Il existe une longue période prodromique de polyneuropathie diabétique au cours de laquelle il existe des taux accrus de cytokines inflammatoires (5). Les médiateurs inflammatoires, tels que la bradykinine, la sérotonine (5-HT) et les prostaglandines, qui sont libérés lors d’une affection inflammatoire douloureuse ou prurigineuse activent non seulement les pruricepteurs, mais provoquent également une sensibilisation aiguë des nocicepteurs. De plus, l’expression des facteurs de croissance nerveuse (NGF) peut provoquer des changements structurels chez les nocicepteurs, tels que la germination. Le NGF est riche en tissus blessés ou enflammés. Une augmentation du NGF se retrouve également dans la dermatite atopique, une maladie cutanée héréditaire et non contagieuse avec inflammation chronique (19). Le NGF est connu pour réguler à la hausse les neuropeptides, en particulier la substance P. La substance P a joué un rôle important dans l’induction de la douleur. La substance P peut contribuer aux démangeaisons en augmentant la sensibilisation neuronale et peut affecter la libération des mastocytes, qui contiennent de nombreux granules riches en histamine, lors d’une interaction à long terme (2). Chez les diabétiques, il existe une carence en NGF et la réponse à la substance P est altérée; encore une fois, on est surpris que des démangeaisons tronquées surviennent dans la polyneuropathie diabétique.

Sensibilisation centrale

Une entrée nocive dans la moelle épinière est connue pour produire une sensibilisation centrale, qui consiste en une allodynie, une exagération de la douleur et une hyperalgésie ponctuelle, qui est une sensibilité extrême à la douleur. Deux types d’hyperalgésie mécanique peuvent survenir: 1) un toucher normalement indolore dans l’environnement non blessé d’une coupure ou d’une déchirure peut déclencher des sensations douloureuses (hyperalgésie évoquée par le toucher) et 2) une stimulation légèrement douloureuse par piqûre est perçue comme plus douloureuse autour d’une zone d’inflammation focalisée (hyperalgésie ponctuelle). L’hyperalgésie évoquée au toucher nécessite une mise à feu continue des nocicepteurs afférents primaires, et l’hyperalgésie ponctuelle ne nécessite pas de mise à feu continue, ce qui signifie qu’elle peut persister pendant des heures après un traumatisme et peut être plus forte que ce qui est normalement ressenti. En outre, il a été constaté que chez les patients souffrant de douleur neuropathique, l’ionophorèse histaminique entraînait une sensation de douleur brûlante plutôt que de démangeaison, qui serait induite chez des patients en bonne santé normaux. Cela montre qu’il existe une hypersensibilité spinale à l’apport de fibres C dans la douleur chronique (2). Peut-être que les dommages à la fibre C dans les neuropathies des petites fibres (5) débrident le mécanisme pruritogène central provoquant des démangeaisons.

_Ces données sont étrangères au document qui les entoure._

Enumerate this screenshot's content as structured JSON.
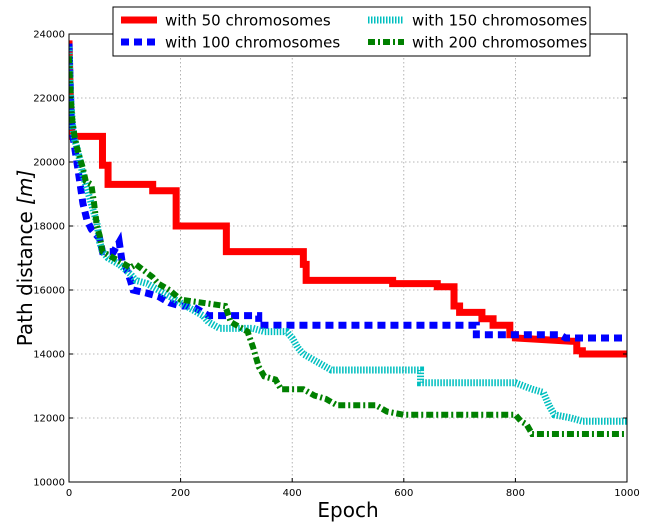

Ainsi, bien que le prurit tronqué ait pu attirer l’attention sur une relation possible avec la polyneuropathie diabétique, cela ne fait que gratter la surface de la relation complexe entre les démangeaisons et la fonction nerveuse somatique et autonome centrale et périphérique. L’article provocateur de ce numéro de Diabetes Care devrait conduire à une étude intéressante des complexités et des profondeurs des démangeaisons et fournir de nouvelles informations sur la relation entre le traitement périphérique et central de la fonction cognitive dans le diabète.